What is xmalloc?
And when should I use it?

What is it? What does it do?

xmalloc is a non-standard function that wraps malloc and terminates the program if malloc fails to the allocate the requested memory.

I was running some of the examples in bork’s linux tracing post, and noticed that when running the uprobe example:

sudo ./bin/uprobe 'r:bash:readline +0($retval):string'

it returned an error:

ERROR: missing symbol "malloc" in /usr/bin/bash

which was odd but perhaps that version of bash used by bork was indeed using malloc and current versions of bash used a different flavor of it, like calloc, realloc, etc…

So I queried the binary for the string malloc and grepped the output:

strings /bin/bash | grep malloc

And got:


Down the rabbithole

Which led me to this article on the xmalloc convention.

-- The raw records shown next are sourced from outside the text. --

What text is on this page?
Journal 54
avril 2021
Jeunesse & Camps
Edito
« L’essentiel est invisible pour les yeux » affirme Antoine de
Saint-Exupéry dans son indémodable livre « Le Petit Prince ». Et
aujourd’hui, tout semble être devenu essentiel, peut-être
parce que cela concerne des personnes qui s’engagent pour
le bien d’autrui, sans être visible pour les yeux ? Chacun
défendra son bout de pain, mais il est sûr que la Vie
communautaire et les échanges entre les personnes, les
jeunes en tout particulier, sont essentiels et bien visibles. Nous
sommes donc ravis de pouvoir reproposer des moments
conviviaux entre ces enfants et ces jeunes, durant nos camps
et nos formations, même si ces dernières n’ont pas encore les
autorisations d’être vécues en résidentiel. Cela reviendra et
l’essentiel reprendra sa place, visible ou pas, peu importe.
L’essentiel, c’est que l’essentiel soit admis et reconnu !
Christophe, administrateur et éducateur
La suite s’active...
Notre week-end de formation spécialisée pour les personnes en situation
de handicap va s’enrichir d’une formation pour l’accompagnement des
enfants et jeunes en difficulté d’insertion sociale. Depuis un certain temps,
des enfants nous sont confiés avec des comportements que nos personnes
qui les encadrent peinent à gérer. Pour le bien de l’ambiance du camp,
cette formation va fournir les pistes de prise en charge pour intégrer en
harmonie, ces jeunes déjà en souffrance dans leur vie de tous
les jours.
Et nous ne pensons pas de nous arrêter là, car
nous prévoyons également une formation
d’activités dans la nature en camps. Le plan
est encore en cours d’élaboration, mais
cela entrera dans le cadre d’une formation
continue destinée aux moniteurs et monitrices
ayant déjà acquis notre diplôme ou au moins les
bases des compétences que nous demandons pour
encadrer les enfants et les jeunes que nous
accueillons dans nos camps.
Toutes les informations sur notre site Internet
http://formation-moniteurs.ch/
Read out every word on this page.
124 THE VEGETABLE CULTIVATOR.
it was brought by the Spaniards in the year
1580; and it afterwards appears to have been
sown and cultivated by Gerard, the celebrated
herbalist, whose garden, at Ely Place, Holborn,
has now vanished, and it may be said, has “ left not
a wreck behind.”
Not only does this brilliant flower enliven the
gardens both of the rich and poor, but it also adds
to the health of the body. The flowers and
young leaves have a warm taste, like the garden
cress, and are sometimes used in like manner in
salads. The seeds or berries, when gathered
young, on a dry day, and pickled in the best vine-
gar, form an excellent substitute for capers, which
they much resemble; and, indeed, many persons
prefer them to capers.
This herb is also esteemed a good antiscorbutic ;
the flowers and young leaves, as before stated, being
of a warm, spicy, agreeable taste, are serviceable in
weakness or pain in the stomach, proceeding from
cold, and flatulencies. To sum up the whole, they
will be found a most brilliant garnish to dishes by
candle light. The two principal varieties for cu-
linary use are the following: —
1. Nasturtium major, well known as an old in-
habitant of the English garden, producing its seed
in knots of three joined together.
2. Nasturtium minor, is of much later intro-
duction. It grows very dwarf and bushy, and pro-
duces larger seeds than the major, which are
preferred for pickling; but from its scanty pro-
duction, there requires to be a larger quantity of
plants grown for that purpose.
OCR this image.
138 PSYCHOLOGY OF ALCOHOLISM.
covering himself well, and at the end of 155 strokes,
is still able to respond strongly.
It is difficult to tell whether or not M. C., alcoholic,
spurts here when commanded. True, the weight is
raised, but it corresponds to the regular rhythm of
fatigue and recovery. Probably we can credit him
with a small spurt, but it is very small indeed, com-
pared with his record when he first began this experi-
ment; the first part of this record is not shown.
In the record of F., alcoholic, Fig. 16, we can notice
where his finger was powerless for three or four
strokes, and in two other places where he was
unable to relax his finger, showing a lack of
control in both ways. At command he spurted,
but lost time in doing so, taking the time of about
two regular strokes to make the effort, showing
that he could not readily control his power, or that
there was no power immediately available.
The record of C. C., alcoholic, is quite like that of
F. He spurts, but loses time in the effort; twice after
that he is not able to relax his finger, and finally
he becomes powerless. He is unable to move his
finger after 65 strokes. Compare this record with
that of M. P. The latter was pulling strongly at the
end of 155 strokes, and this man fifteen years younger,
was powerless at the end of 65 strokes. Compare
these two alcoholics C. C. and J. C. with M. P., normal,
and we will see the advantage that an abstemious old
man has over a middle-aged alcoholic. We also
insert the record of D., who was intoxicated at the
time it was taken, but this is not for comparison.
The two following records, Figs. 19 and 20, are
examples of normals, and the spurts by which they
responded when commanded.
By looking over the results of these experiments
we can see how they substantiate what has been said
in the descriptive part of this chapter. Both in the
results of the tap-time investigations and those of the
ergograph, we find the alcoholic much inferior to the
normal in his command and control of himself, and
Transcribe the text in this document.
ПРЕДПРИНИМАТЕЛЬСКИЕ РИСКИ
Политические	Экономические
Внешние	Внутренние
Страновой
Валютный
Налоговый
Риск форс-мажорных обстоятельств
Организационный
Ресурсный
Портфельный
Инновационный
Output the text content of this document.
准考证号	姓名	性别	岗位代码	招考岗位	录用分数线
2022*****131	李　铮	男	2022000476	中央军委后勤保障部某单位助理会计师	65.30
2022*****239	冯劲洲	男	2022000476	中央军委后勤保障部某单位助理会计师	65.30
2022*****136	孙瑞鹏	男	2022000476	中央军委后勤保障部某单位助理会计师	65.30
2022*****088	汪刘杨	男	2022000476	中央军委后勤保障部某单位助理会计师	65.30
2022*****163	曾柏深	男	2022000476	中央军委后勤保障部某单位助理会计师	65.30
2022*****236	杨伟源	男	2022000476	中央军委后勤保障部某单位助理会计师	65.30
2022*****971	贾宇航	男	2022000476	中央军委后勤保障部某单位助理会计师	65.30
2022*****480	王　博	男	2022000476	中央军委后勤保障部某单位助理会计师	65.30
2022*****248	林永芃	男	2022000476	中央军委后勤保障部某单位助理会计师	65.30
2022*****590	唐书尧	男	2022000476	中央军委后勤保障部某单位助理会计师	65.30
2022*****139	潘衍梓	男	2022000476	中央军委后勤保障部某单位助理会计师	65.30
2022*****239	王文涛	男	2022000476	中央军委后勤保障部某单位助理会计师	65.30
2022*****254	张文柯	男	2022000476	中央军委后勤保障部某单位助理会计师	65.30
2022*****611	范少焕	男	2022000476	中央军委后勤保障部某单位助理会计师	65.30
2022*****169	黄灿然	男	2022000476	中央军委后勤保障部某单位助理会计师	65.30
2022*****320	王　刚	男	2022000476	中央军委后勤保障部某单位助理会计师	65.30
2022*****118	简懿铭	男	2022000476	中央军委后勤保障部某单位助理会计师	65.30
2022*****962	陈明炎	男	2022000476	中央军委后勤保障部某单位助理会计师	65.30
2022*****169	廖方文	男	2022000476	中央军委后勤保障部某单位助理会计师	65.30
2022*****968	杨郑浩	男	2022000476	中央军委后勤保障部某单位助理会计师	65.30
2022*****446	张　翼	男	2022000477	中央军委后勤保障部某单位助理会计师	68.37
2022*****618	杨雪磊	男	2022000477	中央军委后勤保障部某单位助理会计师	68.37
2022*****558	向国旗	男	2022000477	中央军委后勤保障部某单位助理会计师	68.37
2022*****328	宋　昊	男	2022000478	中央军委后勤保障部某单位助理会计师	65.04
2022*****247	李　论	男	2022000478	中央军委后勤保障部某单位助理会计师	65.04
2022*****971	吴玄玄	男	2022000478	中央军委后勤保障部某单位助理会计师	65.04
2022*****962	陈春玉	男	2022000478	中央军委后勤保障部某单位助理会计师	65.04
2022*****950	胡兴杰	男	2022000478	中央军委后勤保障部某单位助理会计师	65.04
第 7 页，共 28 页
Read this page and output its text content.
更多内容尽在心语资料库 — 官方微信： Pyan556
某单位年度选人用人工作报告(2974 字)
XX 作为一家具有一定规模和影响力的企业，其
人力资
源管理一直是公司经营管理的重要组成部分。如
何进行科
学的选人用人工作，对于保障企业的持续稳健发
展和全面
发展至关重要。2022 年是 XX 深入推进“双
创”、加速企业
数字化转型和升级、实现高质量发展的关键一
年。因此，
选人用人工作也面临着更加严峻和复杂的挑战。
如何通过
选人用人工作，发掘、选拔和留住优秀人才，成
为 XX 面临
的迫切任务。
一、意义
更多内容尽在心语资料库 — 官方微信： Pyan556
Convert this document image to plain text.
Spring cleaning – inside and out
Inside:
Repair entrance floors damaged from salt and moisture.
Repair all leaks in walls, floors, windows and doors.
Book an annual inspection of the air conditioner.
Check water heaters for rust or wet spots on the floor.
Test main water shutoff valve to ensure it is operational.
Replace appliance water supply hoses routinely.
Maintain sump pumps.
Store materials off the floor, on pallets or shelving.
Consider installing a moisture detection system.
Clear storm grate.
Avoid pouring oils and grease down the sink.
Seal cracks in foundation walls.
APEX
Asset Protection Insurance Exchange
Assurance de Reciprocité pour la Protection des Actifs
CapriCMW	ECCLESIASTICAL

In addition there’s a quite interesting discussion on the usage of xmalloc vs malloc in SO

When to use it?

The gist of it is that if you’re writing library code, you shouldn’t use xmalloc since applications depending on that library might lose work or information since they cannot gracefully shutdown.

Though there are cases where it’s not necessary (and “pollutes the codebase”) to check for the return code of malloc for example writing a user-end application, and considering the kernel’s memory overcommitment behavior being as it, xmalloc could be an alright choice.